Attacks rock Paris, 150 killed
More than 150 people are feared to have been killed in a series of devastating attacks across Paris on Friday evening.
All the attackers are believed to have died, police say, although authorities continue to search for accomplices who might still be at large, reports The Guardian.
Shootings and explosions were reported in six locations across the city, including the Stade de France in northern Paris, where two suicide attacks and a bombing took place as the national team played Germany in a friendly football match.
Two Swedish citizens may be among the victims of the attacks that killed more than 120 people in Paris, the foreign ministry said on Saturday, reported AFP.
‘We have information that one person of Swedish nationality was wounded by gunfire and another was killed,’ said Johan Tegel, a ministry spokesman told public television.
‘Our ambassador in Paris is trying to confirm this information with French authorities.’
More than 120 people were killed in a series of coordinated bombings and shootings across Paris on Friday, including around 100 shot dead in a bloodbath at a rock concert.
The Islamic State terror group has reportedly claimed responsibility for the co-ordinated shootings and bombings across Paris.
At least 149 people are said to have been killed in the French capital in a series of co-ordinated attacks last night, reported the Express.
One of the assailants in Paris Friday mentioned France’s intervention in Syria’s war to justify the attacks, said a witness who was at a concert venue where some 100 people were killed, AFP reported.
‘I clearly heard them say ‘It’s the fault of (French President Francois) Hollande, it’s the fault of your president, he should not have intervened in Syria’. They also spoke about Iraq,’ said Pierre Janaszak, a radio presenter.
‘The attacks came just hours after British ISIS butcher Jihadi John was said to have been killed by a US drone strike in Syria.’
Concert hall horror
The focus of the attacks was the Bataclan. Armed police eventually stormed the venue at around 2335 GMT, accompanied by a series of explosions.
Police said around 100 were dead.
‘I saw 20 to 25 bodies lying on the floor and people were very badly injured, gunshot wounds,’ Julien Pierce, a witness at the Bataclan, told Europe 1 radio.
‘Some of them were dead. Some of them were very badly wounded, but it was a bloodbath.’
The military had been mobilised to reinforce police and ensure no further attacks took place, he said.
Counter-terrorism prosecutors said they had opened a preliminary investigation.
‘They opened fire’
At the Stade de France, spectators flooded the pitch as news of the attacks spread before organisers started an evacuation.
The mayor of Paris, Anne Hidalgo, called for residents to stay at home.
‘We heard gunfire, 30 seconds of fire, it was interminable, we thought it was fireworks,’ said Pierre Montfort, who lives near rue Bichat, where the Cambodian restaurant is located.
‘Everyone was on the floor, no one moved,’ said another eyewitness who had been at the Petit Cambodge restaurant.
‘A girl was carried by a young man in his arms. She appeared to be dead.’
The toll ‘will be much heavier’ than the initial confirmed deaths, a security source said.
Camille, 25, said: ‘My sister is in the Bataclan. I phoned her. She said they opened fire.
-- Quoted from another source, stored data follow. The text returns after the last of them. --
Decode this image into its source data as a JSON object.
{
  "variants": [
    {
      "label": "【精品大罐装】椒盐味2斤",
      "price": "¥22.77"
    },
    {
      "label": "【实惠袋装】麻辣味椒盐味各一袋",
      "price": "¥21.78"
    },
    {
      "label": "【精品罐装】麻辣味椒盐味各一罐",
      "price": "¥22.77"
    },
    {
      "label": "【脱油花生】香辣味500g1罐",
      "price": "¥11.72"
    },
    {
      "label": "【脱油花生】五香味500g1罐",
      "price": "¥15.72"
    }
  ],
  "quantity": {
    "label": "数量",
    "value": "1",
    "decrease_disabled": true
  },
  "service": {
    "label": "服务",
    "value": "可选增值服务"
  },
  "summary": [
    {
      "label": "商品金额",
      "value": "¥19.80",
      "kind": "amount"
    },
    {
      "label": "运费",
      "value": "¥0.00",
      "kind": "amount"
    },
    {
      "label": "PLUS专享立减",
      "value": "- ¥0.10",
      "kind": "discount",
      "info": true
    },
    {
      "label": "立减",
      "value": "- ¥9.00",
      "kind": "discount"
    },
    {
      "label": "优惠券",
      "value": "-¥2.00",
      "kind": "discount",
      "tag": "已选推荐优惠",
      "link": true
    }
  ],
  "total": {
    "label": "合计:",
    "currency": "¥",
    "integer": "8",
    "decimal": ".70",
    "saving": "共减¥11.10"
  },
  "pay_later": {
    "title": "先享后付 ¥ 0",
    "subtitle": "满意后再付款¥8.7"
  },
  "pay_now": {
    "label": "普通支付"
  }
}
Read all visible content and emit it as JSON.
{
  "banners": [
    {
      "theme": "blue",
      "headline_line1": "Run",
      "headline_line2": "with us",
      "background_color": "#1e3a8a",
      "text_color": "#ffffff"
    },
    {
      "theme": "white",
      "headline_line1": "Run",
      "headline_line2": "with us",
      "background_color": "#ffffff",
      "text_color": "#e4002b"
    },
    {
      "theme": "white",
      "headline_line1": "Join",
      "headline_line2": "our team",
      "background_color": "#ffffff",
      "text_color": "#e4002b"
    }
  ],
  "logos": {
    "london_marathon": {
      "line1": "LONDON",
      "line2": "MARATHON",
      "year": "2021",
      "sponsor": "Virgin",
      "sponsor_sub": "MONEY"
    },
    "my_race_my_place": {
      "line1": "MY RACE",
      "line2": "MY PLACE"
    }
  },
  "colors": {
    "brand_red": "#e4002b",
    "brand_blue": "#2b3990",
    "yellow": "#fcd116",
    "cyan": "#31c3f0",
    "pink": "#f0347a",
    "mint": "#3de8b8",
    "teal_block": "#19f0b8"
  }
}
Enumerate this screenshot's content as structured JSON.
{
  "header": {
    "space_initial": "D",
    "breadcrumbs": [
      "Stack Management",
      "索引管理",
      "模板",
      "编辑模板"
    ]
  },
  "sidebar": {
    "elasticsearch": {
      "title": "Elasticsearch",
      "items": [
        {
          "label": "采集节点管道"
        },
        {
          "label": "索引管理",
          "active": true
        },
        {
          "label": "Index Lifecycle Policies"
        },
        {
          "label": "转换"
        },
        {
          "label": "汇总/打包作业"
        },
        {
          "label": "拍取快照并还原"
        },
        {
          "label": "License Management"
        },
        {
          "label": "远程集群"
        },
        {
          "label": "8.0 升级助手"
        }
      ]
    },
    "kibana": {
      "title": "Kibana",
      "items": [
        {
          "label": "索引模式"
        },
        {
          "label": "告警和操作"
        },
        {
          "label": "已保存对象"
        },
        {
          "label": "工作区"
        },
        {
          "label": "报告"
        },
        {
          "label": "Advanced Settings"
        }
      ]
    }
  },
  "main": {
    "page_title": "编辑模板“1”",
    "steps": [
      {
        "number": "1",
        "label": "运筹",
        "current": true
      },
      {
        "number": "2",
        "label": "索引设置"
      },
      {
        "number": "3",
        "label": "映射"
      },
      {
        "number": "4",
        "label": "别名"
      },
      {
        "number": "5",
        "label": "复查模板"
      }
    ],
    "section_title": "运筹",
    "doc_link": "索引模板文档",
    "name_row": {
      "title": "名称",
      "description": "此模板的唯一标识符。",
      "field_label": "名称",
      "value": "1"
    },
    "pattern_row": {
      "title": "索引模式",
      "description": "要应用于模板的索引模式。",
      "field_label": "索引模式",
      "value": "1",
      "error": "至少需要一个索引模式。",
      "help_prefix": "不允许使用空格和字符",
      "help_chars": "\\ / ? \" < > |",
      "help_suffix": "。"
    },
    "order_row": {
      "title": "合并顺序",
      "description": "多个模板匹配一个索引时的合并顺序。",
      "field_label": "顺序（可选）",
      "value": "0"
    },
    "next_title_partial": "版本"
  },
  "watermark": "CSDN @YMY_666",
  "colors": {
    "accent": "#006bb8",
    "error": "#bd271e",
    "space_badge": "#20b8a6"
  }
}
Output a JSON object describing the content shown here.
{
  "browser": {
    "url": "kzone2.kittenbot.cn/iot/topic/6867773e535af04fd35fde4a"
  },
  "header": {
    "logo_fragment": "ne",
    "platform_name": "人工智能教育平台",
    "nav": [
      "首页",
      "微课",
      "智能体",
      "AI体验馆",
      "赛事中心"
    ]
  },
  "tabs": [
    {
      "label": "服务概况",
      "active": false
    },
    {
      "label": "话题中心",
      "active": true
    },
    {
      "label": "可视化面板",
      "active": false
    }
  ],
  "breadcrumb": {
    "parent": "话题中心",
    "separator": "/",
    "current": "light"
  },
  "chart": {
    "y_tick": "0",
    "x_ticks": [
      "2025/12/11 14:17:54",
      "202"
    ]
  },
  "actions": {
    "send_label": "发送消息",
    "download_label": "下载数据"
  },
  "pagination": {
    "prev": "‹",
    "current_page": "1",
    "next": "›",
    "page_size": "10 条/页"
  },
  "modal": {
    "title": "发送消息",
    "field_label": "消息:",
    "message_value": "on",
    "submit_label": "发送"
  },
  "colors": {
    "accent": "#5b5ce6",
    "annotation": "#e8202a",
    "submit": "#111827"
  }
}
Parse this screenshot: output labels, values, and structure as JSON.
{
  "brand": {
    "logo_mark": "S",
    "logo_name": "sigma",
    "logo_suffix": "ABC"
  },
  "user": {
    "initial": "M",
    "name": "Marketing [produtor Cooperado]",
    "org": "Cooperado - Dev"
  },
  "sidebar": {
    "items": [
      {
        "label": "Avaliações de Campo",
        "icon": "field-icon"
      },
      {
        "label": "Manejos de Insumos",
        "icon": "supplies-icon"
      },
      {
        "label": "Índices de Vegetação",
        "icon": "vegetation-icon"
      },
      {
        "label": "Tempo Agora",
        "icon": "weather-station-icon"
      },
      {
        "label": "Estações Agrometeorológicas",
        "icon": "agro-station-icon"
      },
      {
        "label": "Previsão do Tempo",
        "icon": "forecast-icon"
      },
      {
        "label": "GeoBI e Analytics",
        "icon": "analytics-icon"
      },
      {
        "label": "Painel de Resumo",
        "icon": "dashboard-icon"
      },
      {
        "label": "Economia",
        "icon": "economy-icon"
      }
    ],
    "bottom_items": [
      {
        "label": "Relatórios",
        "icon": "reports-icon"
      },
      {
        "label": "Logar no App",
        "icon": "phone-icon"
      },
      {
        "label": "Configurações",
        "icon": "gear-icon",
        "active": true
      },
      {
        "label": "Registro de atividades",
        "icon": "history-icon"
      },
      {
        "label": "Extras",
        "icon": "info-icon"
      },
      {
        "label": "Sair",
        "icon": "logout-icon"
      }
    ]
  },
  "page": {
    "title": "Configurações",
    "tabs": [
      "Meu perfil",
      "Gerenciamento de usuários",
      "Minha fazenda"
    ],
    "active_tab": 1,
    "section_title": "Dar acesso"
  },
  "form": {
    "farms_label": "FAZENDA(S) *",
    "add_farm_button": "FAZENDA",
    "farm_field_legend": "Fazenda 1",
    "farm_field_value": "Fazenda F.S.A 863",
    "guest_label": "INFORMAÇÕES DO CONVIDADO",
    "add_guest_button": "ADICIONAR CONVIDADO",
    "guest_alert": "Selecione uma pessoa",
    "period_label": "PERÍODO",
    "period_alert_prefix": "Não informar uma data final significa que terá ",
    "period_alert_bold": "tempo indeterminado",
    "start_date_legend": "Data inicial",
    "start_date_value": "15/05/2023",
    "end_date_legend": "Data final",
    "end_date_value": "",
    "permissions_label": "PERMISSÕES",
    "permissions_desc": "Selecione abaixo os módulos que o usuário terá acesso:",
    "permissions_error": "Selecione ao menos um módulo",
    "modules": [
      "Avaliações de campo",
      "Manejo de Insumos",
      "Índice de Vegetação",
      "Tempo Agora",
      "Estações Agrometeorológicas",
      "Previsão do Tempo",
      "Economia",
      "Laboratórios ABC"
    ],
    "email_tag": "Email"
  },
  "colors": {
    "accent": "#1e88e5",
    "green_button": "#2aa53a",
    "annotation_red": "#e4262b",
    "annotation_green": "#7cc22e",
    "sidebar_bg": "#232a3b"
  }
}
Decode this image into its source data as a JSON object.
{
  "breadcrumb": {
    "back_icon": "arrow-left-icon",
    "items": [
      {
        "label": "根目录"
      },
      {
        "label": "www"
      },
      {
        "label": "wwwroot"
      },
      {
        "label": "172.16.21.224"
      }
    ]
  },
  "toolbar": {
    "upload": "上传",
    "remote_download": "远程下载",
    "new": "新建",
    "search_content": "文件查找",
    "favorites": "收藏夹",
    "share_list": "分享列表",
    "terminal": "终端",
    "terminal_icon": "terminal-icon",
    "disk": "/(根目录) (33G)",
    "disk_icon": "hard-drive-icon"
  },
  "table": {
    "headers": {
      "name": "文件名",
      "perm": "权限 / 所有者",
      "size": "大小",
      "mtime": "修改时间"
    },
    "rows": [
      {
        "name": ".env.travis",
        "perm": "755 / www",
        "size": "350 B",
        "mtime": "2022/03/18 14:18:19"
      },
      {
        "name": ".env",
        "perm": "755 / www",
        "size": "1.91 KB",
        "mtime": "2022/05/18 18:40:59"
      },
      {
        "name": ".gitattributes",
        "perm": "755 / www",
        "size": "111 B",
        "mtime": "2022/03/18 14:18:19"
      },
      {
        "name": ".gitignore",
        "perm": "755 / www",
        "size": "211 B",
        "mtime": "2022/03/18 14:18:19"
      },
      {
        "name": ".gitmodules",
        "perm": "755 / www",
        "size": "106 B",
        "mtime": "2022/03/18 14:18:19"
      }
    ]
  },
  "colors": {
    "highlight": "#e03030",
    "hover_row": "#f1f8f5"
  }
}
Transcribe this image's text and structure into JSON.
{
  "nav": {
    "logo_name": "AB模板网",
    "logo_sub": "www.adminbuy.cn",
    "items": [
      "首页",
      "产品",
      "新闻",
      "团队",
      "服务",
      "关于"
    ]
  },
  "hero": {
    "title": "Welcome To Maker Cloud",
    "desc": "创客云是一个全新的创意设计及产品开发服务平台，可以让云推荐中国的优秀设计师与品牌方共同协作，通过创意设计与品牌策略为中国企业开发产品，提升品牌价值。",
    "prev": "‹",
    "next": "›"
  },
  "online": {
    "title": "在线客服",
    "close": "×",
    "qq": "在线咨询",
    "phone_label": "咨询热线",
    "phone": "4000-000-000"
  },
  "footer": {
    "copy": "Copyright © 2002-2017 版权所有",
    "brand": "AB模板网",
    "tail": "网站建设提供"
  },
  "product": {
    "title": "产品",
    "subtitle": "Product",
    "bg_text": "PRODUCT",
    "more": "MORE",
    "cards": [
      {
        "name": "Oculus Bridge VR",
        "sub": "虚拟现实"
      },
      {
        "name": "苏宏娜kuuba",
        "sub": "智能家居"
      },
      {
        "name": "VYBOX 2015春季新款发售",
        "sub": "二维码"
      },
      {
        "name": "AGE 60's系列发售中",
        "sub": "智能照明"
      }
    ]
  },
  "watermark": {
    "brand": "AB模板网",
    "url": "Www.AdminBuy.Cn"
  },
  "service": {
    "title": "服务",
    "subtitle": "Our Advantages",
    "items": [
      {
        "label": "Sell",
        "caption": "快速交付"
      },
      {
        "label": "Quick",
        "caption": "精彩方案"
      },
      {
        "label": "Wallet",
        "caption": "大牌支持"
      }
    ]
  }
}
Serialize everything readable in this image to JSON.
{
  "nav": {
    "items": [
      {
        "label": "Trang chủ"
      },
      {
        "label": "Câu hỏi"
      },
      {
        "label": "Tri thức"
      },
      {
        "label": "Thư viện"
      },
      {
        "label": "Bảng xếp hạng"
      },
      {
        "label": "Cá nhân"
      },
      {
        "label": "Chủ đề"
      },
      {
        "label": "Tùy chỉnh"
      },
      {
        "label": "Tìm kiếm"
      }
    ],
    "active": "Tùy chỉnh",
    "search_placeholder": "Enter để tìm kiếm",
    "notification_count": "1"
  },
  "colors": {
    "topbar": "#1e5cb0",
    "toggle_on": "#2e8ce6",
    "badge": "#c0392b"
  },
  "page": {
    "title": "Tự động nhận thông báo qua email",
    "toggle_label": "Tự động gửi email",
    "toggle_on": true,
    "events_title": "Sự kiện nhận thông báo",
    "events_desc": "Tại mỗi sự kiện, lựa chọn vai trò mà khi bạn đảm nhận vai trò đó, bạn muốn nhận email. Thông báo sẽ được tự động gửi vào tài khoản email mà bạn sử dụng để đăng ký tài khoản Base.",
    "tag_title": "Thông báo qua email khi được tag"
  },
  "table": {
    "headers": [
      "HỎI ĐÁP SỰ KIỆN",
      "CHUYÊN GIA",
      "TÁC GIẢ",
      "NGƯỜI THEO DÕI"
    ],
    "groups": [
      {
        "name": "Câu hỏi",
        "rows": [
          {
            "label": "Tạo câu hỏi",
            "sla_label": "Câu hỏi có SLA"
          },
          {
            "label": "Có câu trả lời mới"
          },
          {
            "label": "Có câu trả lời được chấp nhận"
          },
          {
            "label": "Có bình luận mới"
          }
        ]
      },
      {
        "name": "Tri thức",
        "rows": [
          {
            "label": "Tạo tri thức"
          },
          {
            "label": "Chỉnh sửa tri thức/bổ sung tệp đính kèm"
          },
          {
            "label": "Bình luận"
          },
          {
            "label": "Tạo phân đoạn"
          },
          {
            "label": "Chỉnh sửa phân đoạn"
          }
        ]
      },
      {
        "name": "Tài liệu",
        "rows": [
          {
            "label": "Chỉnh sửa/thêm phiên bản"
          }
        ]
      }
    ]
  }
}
And then she hung up.’
An AFP reporter outside the Bataclan said before the police stormed the venue, hundreds of officers carrying machine-guns were keeping guard and more than 20 police wagons with their lights flashing were at the scene.
German Chancellor Angela Merkel and European Union chief Jean-Claude Juncker said they were ‘deeply shocked’ by the attacks.
France has been on high alert since the attacks in January against Charlie Hebdo and a Jewish supermarket that left 17 dead.
Several other attacks have been foiled through the year.
Security had begun to be stepped up ahead of key UN climate talks to be held in just outside the French capital from November 30, with border checks restored from Friday.
More than 500 French fighters are thought to be with Islamic State in Syria and Iraq, according to official figures, while 250 have returned and some 750 expressed a desire to go there.